Friday, November 13, 2020

THE SANCTITY OF LIFE


 

If I asked you what is the most precious thing you have, what would be your answer? Would it be your family or your possessions or your health? I think they are all important but to be fair if you die, so does all three of them with you. Your absence of health and your subsequent death, separates you from everything else and one truth remains self-evident. You can’t take it with you. You can only enjoy it while you’re still alive.

 

Now there are those that say, “Hey what about my faith? That’s important to me. They have a point but your faith is a belief in a life beyond this life and yes you have to earn it but just to simplify things for the sake of argument, what I am talking about is the here and now. 

 

The older I get, and I am about to enter my octogenarian years, the more I realize how precious this thing we call life really is. You see so many friends and family, that are ending their earthly journey and you kind of get the feeling that someone is following you and how long can you stay one step ahead. You have known for years that there are things that can hasten your demise.
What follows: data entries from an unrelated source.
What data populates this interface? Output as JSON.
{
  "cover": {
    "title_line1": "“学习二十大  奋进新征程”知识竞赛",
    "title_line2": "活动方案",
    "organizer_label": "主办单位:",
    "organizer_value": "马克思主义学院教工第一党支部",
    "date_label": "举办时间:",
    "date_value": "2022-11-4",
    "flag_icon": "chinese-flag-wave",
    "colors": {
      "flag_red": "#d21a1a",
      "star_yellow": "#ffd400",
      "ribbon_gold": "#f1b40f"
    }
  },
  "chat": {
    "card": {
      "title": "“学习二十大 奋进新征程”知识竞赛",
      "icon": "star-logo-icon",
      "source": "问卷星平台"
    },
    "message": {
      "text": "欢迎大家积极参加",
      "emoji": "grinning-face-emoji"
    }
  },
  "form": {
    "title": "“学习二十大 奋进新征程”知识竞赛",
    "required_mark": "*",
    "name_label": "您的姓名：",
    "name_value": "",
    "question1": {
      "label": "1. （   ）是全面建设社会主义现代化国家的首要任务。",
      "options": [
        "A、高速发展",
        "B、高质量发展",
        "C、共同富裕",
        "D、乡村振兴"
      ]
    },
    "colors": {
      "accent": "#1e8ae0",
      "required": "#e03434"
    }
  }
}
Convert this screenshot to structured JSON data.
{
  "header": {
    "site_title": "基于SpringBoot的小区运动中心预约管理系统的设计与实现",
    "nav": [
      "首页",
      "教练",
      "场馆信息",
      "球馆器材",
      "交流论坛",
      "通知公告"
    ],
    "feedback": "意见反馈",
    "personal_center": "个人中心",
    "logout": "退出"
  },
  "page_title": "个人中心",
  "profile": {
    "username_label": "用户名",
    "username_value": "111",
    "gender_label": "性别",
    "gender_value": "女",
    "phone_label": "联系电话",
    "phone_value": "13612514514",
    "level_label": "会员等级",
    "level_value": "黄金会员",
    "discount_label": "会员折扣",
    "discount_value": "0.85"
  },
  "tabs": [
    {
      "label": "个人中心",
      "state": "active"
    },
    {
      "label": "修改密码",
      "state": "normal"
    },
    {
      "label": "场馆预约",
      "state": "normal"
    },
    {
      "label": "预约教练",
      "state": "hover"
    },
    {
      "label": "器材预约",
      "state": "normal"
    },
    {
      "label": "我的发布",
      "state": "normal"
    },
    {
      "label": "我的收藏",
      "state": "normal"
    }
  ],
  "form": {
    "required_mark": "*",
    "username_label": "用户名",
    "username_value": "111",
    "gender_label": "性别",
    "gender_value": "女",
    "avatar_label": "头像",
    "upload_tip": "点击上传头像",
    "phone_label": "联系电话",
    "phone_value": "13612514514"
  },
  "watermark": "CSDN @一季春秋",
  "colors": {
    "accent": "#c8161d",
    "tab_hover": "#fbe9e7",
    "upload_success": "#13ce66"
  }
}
Smoking, drinking to excess, drugs and other reckless behavior. Your own D.N.A. may say you’re predisposed to certain things and you need to be aware of that. I once talked to a man who was in his mid-forties who told me he was one of five boys in his family. All of them died in their forties from heart disease and although he said, “He was feeling good right now, he wasn’t feeling good about his future.” I couldn’t help but notice the pack of cigarettes in his pocket.

 

Now everyday people are taken from us just because they were in the wrong place at the wrong time. One minute earlier and that wrong-way driver would not have hit them. If they had stayed in the house instead of going outside during that thunderstorm to get the dog, lightning would not have hit them. Bridges have collapsed, trees have fallen on cars and people have been caught in the middle of a shootout. Yes, nothing could have been done about it. But it is still tragic. You can’t quantify life, yet people try.

 

Right now, we are caught up in a great controversy about all of the people that are dying in the pandemic. Some have gone so far as to say it’s just a bunch of old people. It’s almost as if they feel, like in the animal kingdom, were culling the herd. Others point to underlying conditions and say if they weren’t diabetic or hadn’t had lupus they won’t be gone. I say if they hadn’t caught Covid, they wouldn’t be gone either. People lived long and fruitful lives around many chronic diseases. Franklin Roosevelt ran this country for a dozen years and took us through a great world war and all from a wheel chair. Life is always precious. And some of the world’s greatest minds don’t have a body to match.

 

If there was one thing the Fire Service taught me it was the sanctity of life. You can’t categorially put people’s rights to live, with what they have to offer society. As firefighters we fought as hard to save grandma, as we did a teenager. There could be no distinction, they were all people who had a right to live. Sometimes events like this pandemic, make some people show their real colors.